Without paying for ads (a way that can quickly boost a person’s follower count on social media), Wilm was able to hit 10,000 followers.
“The thing with Instagram that I felt really proud of is I never posted my face up until I went past 10,000 followers, because I wanted my art to be the thing that people cared about, and not the person selling the art,” Wilm said. “I think as a young woman, sometimes I feel like there are other factors that play into my success. But I got here with my talent.”
As her notoriety has grown, Wilm has started to show her face more. Based on the amount of fans coming to Boulder specifically to see her, that strategy seems to be paying off.
“Social media is a mixed bag when it comes to self-publicity, but I’ve found that people are connected to me as the artist,” WIlm said.
A recent study showed that 44% of internet users engage with video content every month, a trend that Wilm is very aware of with the rise of things like TikTok and YouTube Shorts. While there are plenty of people buying her content, Wilm thinks that most people actually enjoy watching it more than anything else.
“Art has become entertainment now,” Wilm said. “People enjoy seeing my finished pieces, but I can almost say they probably enjoy watching the creation process, if not more.”
In order to stay grounded among the sea of e-commerce, Wilm makes sure to stay true to herself and her values through philanthropy. Raising more than $14,000 in 2021 alone, Colorado Glassworks gives 10% of their proceeds back to charities that support the environment.
“Giving back binds my love of art and nature, and it feels good to know all this work is going toward a greater cause,” Wilm said. “I like being outdoors in Colorado, so I wanted to make sure some of my work was going back to what I love.”

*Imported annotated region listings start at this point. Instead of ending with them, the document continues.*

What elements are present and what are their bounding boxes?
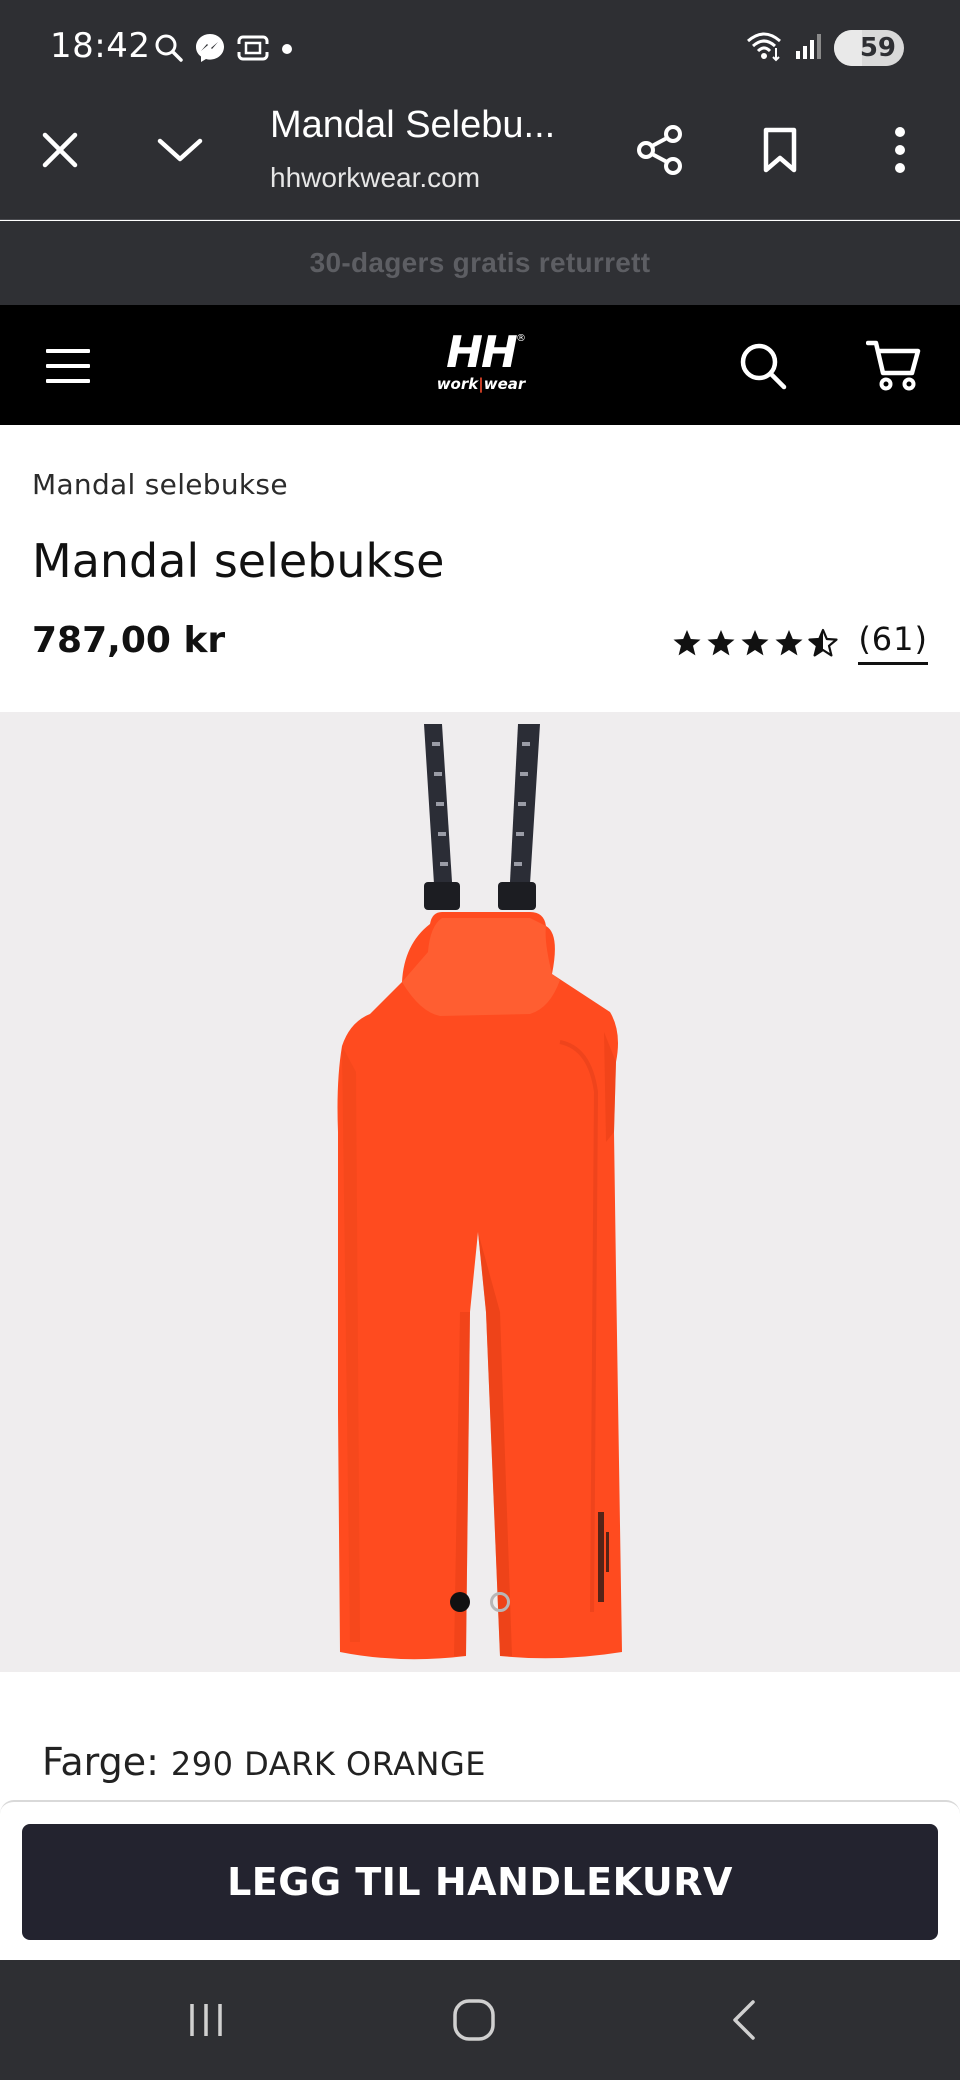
product-rating[interactable]: (61)	[672, 620, 928, 665]
star-full-icon	[673, 629, 701, 655]
battery-level	[834, 30, 862, 66]
cart-button[interactable]	[865, 339, 922, 393]
share-icon	[637, 125, 682, 175]
home-icon	[453, 1999, 495, 2041]
minimize-button[interactable]	[150, 120, 210, 180]
logo-subtitle: work|wear	[436, 375, 526, 393]
status-bar: 18:42 59	[0, 0, 960, 90]
signal-icon	[794, 31, 824, 65]
star-full-icon	[775, 629, 803, 655]
logo-mark: HH	[446, 327, 518, 378]
chevron-down-icon	[157, 138, 203, 162]
sticky-cart-bar: LEGG TIL HANDLEKURV	[0, 1800, 960, 1960]
promo-text: 30-dagers gratis returrett	[309, 247, 651, 278]
color-value: 290 DARK ORANGE	[170, 1745, 486, 1783]
search-icon	[154, 33, 184, 67]
strap-left	[424, 724, 460, 910]
trousers-body	[337, 912, 622, 1660]
page-title[interactable]: Mandal Selebu...	[270, 104, 555, 147]
battery-icon: 59	[834, 30, 904, 66]
search-icon	[740, 343, 787, 390]
logo-sub-work: work	[436, 375, 479, 393]
page-url[interactable]: hhworkwear.com	[270, 162, 480, 194]
color-label: Farge:	[42, 1740, 159, 1784]
gallery-dot-2[interactable]	[490, 1592, 510, 1612]
cart-icon	[865, 340, 921, 391]
screenshot-icon	[236, 32, 270, 68]
rating-stars	[672, 628, 838, 658]
back-icon	[733, 2000, 755, 2040]
color-selector: Farge: 290 DARK ORANGE	[42, 1740, 486, 1784]
wifi-icon	[744, 30, 784, 66]
recents-icon	[190, 2004, 222, 2036]
status-icons-left	[154, 32, 294, 68]
review-count-link[interactable]: (61)	[858, 620, 928, 665]
close-icon	[42, 132, 78, 168]
screen: 18:42 59 Mandal Selebu... hhworkwear.com…	[0, 0, 960, 2080]
status-icons-right: 59	[744, 30, 904, 66]
bookmark-button[interactable]	[750, 120, 810, 180]
bookmark-icon	[763, 127, 797, 173]
star-half-icon	[808, 628, 838, 656]
add-to-cart-button[interactable]: LEGG TIL HANDLEKURV	[22, 1824, 938, 1940]
back-button[interactable]	[714, 1990, 774, 2050]
logo-registered: ®	[516, 333, 526, 344]
gallery-dot-1[interactable]	[450, 1592, 470, 1612]
messenger-icon	[194, 32, 226, 68]
product-price: 787,00 kr	[32, 620, 226, 661]
product-image	[337, 724, 622, 1660]
star-full-icon	[707, 629, 735, 655]
logo-sub-wear: wear	[483, 375, 526, 393]
dot-icon	[280, 41, 294, 60]
battery-value: 59	[859, 33, 896, 63]
breadcrumb[interactable]: Mandal selebukse	[32, 468, 288, 501]
more-options-button[interactable]	[870, 120, 930, 180]
promo-banner[interactable]: 30-dagers gratis returrett	[0, 221, 960, 305]
strap-right	[498, 724, 540, 910]
brand-logo[interactable]: HH ® work|wear	[436, 331, 526, 397]
search-button[interactable]	[738, 341, 788, 391]
share-button[interactable]	[630, 120, 690, 180]
system-nav-bar	[0, 1960, 960, 2080]
menu-icon[interactable]	[46, 349, 92, 383]
close-tab-button[interactable]	[30, 120, 90, 180]
product-gallery[interactable]	[0, 712, 960, 1672]
gallery-pagination	[450, 1592, 510, 1612]
star-full-icon	[741, 629, 769, 655]
status-time: 18:42	[50, 26, 151, 66]
browser-toolbar: Mandal Selebu... hhworkwear.com	[0, 90, 960, 220]
more-vert-icon	[895, 127, 905, 173]
product-title: Mandal selebukse	[32, 534, 445, 588]
home-button[interactable]	[444, 1990, 504, 2050]
site-header: HH ® work|wear	[0, 305, 960, 425]
recents-button[interactable]	[176, 1990, 236, 2050]
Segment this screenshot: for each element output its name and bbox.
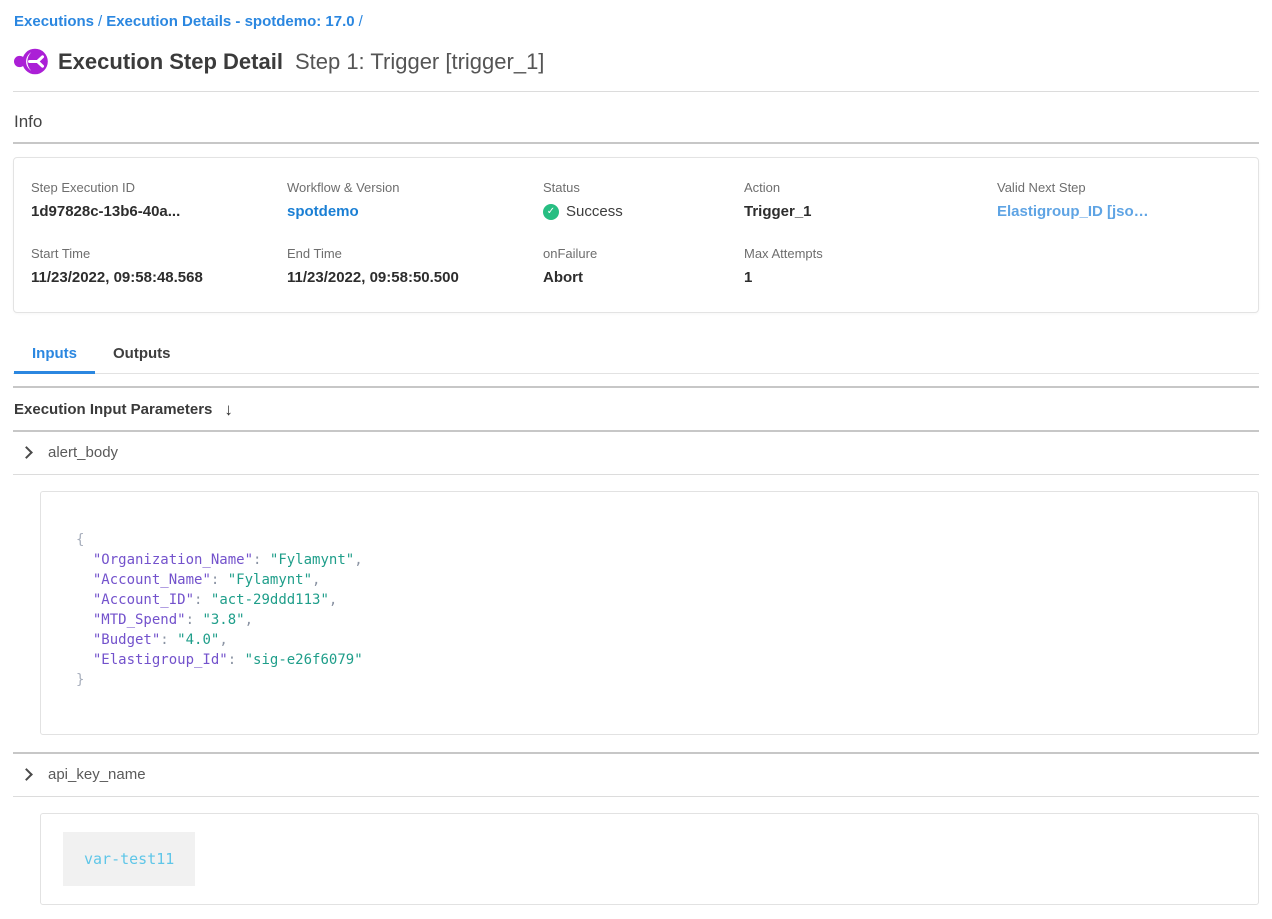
json-colon: : <box>253 552 270 568</box>
info-field-step-execution-id: Step Execution ID 1d97828c-13b6-40a... <box>31 180 287 220</box>
info-field-end-time: End Time 11/23/2022, 09:58:50.500 <box>287 246 543 286</box>
inputs-outputs-tabs: Inputs Outputs <box>13 335 1259 374</box>
json-key: Account_ID <box>93 592 194 608</box>
fylamynt-logo-icon <box>14 46 48 77</box>
field-value: 1 <box>744 269 997 286</box>
section-title: Execution Input Parameters <box>14 401 212 418</box>
status-badge: ✓ Success <box>543 203 744 220</box>
info-section-heading: Info <box>13 92 1259 142</box>
breadcrumb-link-executions[interactable]: Executions <box>14 13 94 30</box>
field-label: Status <box>543 180 744 195</box>
json-key: Organization_Name <box>93 552 253 568</box>
info-field-start-time: Start Time 11/23/2022, 09:58:48.568 <box>31 246 287 286</box>
tab-inputs[interactable]: Inputs <box>14 335 95 374</box>
json-colon: : <box>228 652 245 668</box>
api-key-name-value: var-test11 <box>63 832 195 886</box>
json-comma: , <box>312 572 320 588</box>
next-step-link[interactable]: Elastigroup_ID [jso… <box>997 203 1241 220</box>
open-brace: { <box>76 532 84 548</box>
success-check-icon: ✓ <box>543 204 559 220</box>
field-value: 1d97828c-13b6-40a... <box>31 203 287 220</box>
json-colon: : <box>186 612 203 628</box>
field-label: Step Execution ID <box>31 180 287 195</box>
info-field-action: Action Trigger_1 <box>744 180 997 220</box>
field-label: Valid Next Step <box>997 180 1241 195</box>
json-key: Budget <box>93 632 160 648</box>
json-colon: : <box>211 572 228 588</box>
json-key: MTD_Spend <box>93 612 186 628</box>
info-empty-cell <box>997 246 1241 286</box>
param-row-alert-body[interactable]: alert_body <box>13 432 1259 474</box>
field-label: Action <box>744 180 997 195</box>
json-value: act-29ddd113 <box>211 592 329 608</box>
json-value: sig-e26f6079 <box>245 652 363 668</box>
chevron-right-icon[interactable] <box>20 446 33 459</box>
json-comma: , <box>245 612 253 628</box>
info-field-max-attempts: Max Attempts 1 <box>744 246 997 286</box>
json-value: Fylamynt <box>270 552 354 568</box>
info-field-on-failure: onFailure Abort <box>543 246 744 286</box>
json-comma: , <box>329 592 337 608</box>
info-divider <box>13 142 1259 144</box>
breadcrumb: Executions/Execution Details - spotdemo:… <box>13 0 1259 40</box>
page-title: Execution Step Detail <box>58 49 283 75</box>
json-colon: : <box>160 632 177 648</box>
json-key: Elastigroup_Id <box>93 652 228 668</box>
param-label: api_key_name <box>48 766 146 783</box>
api-key-name-value-card: var-test11 <box>40 813 1259 905</box>
execution-step-detail-page: Executions/Execution Details - spotdemo:… <box>0 0 1272 919</box>
info-card: Step Execution ID 1d97828c-13b6-40a... W… <box>13 157 1259 313</box>
json-comma: , <box>354 552 362 568</box>
breadcrumb-link-execution-details[interactable]: Execution Details - spotdemo: 17.0 <box>106 13 354 30</box>
field-label: Workflow & Version <box>287 180 543 195</box>
param-row-api-key-name[interactable]: api_key_name <box>13 754 1259 796</box>
info-field-workflow-version: Workflow & Version spotdemo <box>287 180 543 220</box>
json-colon: : <box>194 592 211 608</box>
json-key: Account_Name <box>93 572 211 588</box>
field-value: 11/23/2022, 09:58:50.500 <box>287 269 543 286</box>
status-text: Success <box>566 203 623 220</box>
row-divider <box>13 474 1259 475</box>
tab-outputs[interactable]: Outputs <box>95 335 189 374</box>
download-arrow-icon[interactable]: ↓ <box>224 401 233 418</box>
breadcrumb-separator: / <box>355 13 367 30</box>
row-divider <box>13 796 1259 797</box>
workflow-link[interactable]: spotdemo <box>287 203 543 220</box>
execution-input-parameters-header: Execution Input Parameters ↓ <box>13 388 1259 430</box>
json-comma: , <box>219 632 227 648</box>
json-value: 4.0 <box>177 632 219 648</box>
page-header: Execution Step Detail Step 1: Trigger [t… <box>13 40 1259 91</box>
json-value: 3.8 <box>202 612 244 628</box>
page-subtitle: Step 1: Trigger [trigger_1] <box>295 49 544 75</box>
alert-body-value-card: { Organization_Name: Fylamynt, Account_Nam… <box>40 491 1259 735</box>
info-field-status: Status ✓ Success <box>543 180 744 220</box>
field-label: Start Time <box>31 246 287 261</box>
info-field-valid-next-step: Valid Next Step Elastigroup_ID [jso… <box>997 180 1241 220</box>
close-brace: } <box>76 672 84 688</box>
field-value: 11/23/2022, 09:58:48.568 <box>31 269 287 286</box>
field-label: Max Attempts <box>744 246 997 261</box>
param-label: alert_body <box>48 444 118 461</box>
breadcrumb-separator: / <box>94 13 106 30</box>
alert-body-json: { Organization_Name: Fylamynt, Account_Nam… <box>76 530 1224 690</box>
info-grid: Step Execution ID 1d97828c-13b6-40a... W… <box>31 180 1241 286</box>
chevron-right-icon[interactable] <box>20 768 33 781</box>
json-value: Fylamynt <box>228 572 312 588</box>
field-value: Trigger_1 <box>744 203 997 220</box>
field-label: onFailure <box>543 246 744 261</box>
field-value: Abort <box>543 269 744 286</box>
field-label: End Time <box>287 246 543 261</box>
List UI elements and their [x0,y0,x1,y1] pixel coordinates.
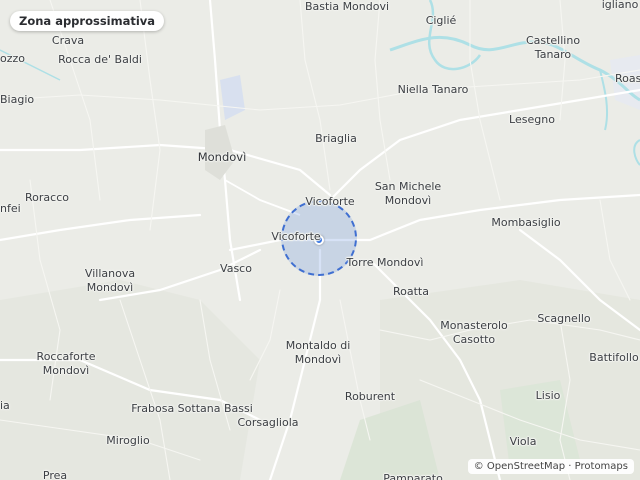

Wilm’s success has allowed her to expand her business, and she is excited to bring the stained glass scene to Colorado. For those who are wanting to embark on a creative endeavor of their own, Wilm believes it’s all about the effort you put into it and not whether or not you have a special skill or interest.
“Anyone can do it,” Wilm said. “You just have to be consistent and persevere, even in the high and the low times. But if I can do it, anyone can do it.”
Wilm’s warm demeanor is only paralleled by the comfort and confidence that she exhibits while existing inside her kingdom of glass, with shards of intricately stained glass scattered around her and a pleasant hum of productivity and hard work.
Perhaps this genuine love for not only the craft of stained glass, but also the genuine desire to connect with people through art, is what causes people to flock to Colorado Glassworks. Maybe the historically superficial facade of social media success is no match for a genuinely authentic and talented artist.